Arco Buijs
Frankfurt-based Steigenberger Hotels might not be a household name in the United States--or in any country in which German is not the predominant language, for that matter--but CEO Arco Buijs, now in his seventh month on the job, would like to see that change this year. In an interview with The Transnational, Buijs discussed German business travel recovery and outlined the company's 2011 plan for international expansion, including new hotels in markets outside the German-speaking world and an increased sales presence across the globe. Excerpts follow.
Could you give us an overview of Steigenberger's brands and structure?
The Steigenberger Hotel Group has two brands. The luxury brand is the Steigenberger brand, in which we have Grandhotels, which are five-star-plus, and the five- or four-star Steigenberger Hotels. There are at this moment 48 hotels under that brand operating in Central Europe. The other brand is InterCity Hotels. This is a budget brand located in mainly Germany, near train stations and airports. It's a concept where the guests get free public transportation included in the room rate. The Steigenberger brand is a little bit more traditional. Albert Steigenberger started the company 80 years ago, and the inheritors sold the whole company to Hamed El Chiaty, the Egyptian entrepreneur, [in 2009]. I'm here in this position since July. We are setting a growth target right now for signing 15 contracts [for new properties] a year, and the idea is to grow in metropolitan cities in Europe.

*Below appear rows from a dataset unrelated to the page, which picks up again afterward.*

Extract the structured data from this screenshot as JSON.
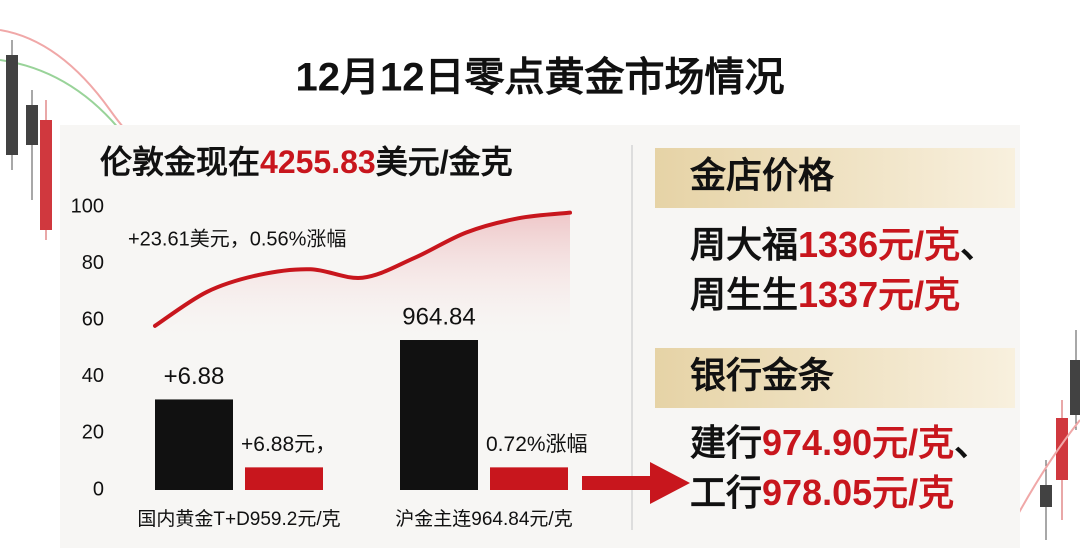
{
  "title": "12月12日零点黄金市场情况",
  "chart_data": {
    "type": "bar",
    "headline": {
      "prefix": "伦敦金现在",
      "price": "4255.83",
      "unit": "美元/金克"
    },
    "annotation": "+23.61美元，0.56%涨幅",
    "categories": [
      "国内黄金T+D959.2元/克",
      "沪金主连964.84元/克"
    ],
    "bars": [
      {
        "color": "#111111",
        "values": [
          32,
          53
        ],
        "labels": [
          "+6.88",
          "964.84"
        ]
      },
      {
        "color": "#c8161d",
        "values": [
          8,
          8
        ],
        "labels": [
          "+6.88元，",
          "0.72%涨幅"
        ]
      }
    ],
    "line": {
      "color": "#c8161d",
      "values": [
        58,
        70,
        76,
        78,
        75,
        82,
        91,
        96,
        98
      ]
    },
    "ylim": [
      0,
      100
    ],
    "yticks": [
      0,
      20,
      40,
      60,
      80,
      100
    ],
    "grid": false
  },
  "shop": {
    "header": "金店价格",
    "rows": [
      {
        "name": "周大福",
        "price": "1336元/克",
        "sep": "、"
      },
      {
        "name": "周生生",
        "price": "1337元/克"
      }
    ]
  },
  "bank": {
    "header": "银行金条",
    "rows": [
      {
        "name": "建行",
        "price": "974.90元/克",
        "sep": "、"
      },
      {
        "name": "工行",
        "price": "978.05元/克"
      }
    ]
  }
}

When we say metropolitan cities, it is those places that are well frequented by [travelers from] German-speaking markets. Our brands are very known in Germany, Austria and Switzerland, and we think growing in those destinations would generate the necessary traffic. In the same context, we would like to grow hotels in leisure destinations, in resorts in the Mediterranean, Northern Africa, the Middle East and other popular destinations that are frequented by the German speaker. Right now, we have some hotels in Egypt, but most of our portfolio is in Germany, and a little bit in Austria and Switzerland.
Will these hotels be new builds or conversions?

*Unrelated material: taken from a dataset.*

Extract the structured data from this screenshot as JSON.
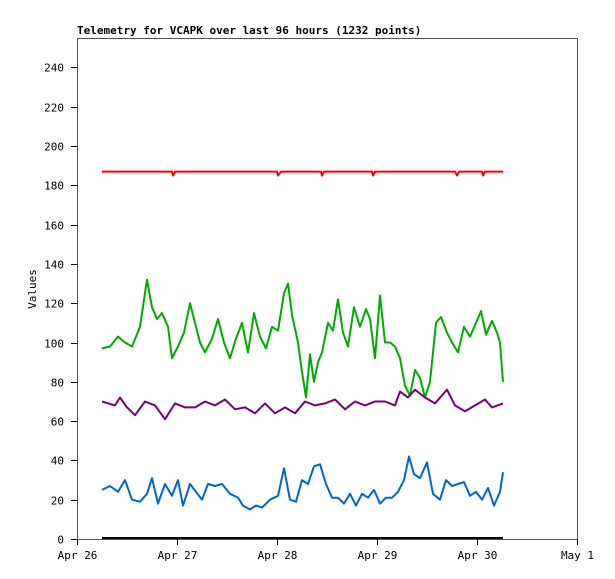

Right now, we have 12 hotels in the pipeline of new builds, and those are to be opened between now and 2013. We're also looking at takeovers, to have hotels converted into our brands. If you want to go to these popular cities and resort destinations, it might be easier to get the best location if you're an existing hotel, because many of these cities don't give us the space anymore. There are still in Europe a lot of non-chain-affiliated hotels that could be of interest--to see if a management contract, a lease contract or whatever form of cooperation could be done.

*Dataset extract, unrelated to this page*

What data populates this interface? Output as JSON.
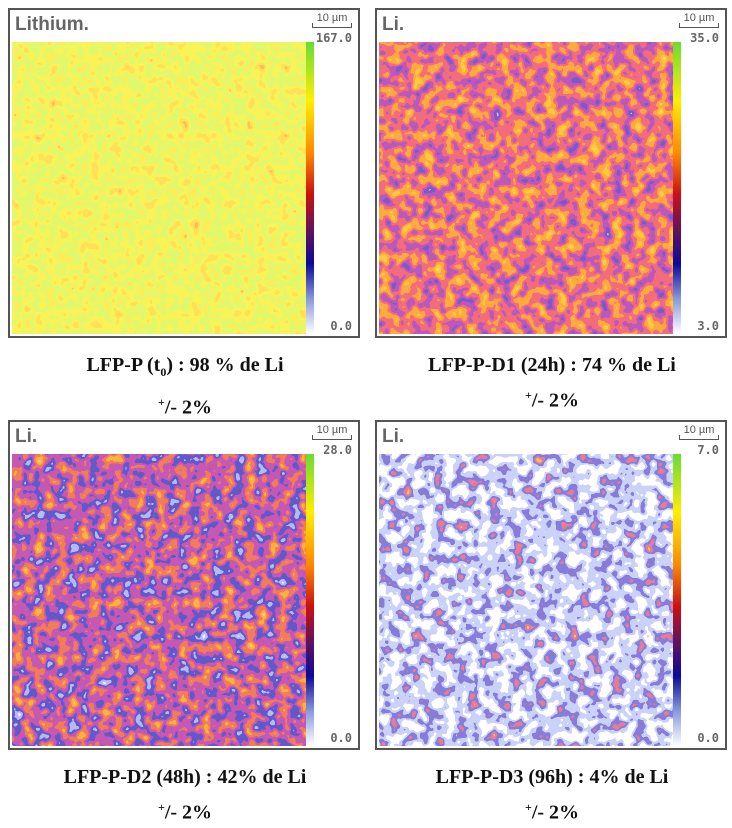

How is Steigenberger's corporate sales structure changing this year?
Before, we had just very small representations of our own people in foreign countries. As of the first week of January, we are kicking off a general sales agent approach. We have a point in all different markets in all parts of the world, partners and agents who will represent our brand there with salespeople who will work for us. This is quite a big operation. In addition to that, in Germany we are going through regionalized sales, which means we bring sales out of [the back offices of] hotels and will be working much closer to the customers.
Have you set any corporate sales goals from these efforts?
My hope is to generate much more business, because first of all, we will be operating in markets where we never were active. In the U.S., for example, up to today, we had barely two people there who were covering the whole continent. Now we'll be represented by a larger company and will be working with quite a few salespeople to represent us, and I have high hopes that there will be more traffic generated like that. It's not only in the U.S. It's in the Middle East, where we've had no sales effort at all, or Eastern Europe, which is a growing, important market and where we had no sales team either. We had no presence in Scandinavia, and in Southern Europe--Italy, France and Spain--we've added a lot of countries to the list. We should be really increasing our sales growth out of many places, but we did not quantify it. In the existing markets, the target was to grow at least 10 percent.
How is the German business travel market faring in comparison to the rest of the world?
Germany is growing faster than Europe right now. It's not comparable to India or China, but for Old Europe, we are really well out of the recession. The industries are performing quite well, and travel therefore has picked up quite well. We are very happy with our results [in 2010]. We are going to do something like 14 percent more revenue per available room than the year before, which is, in Germany, really good. We see that people are planning business trips again or conferences, although the conference and incentive market is a little bit slower to come back. We came out of the recession very fast and unexpectedly.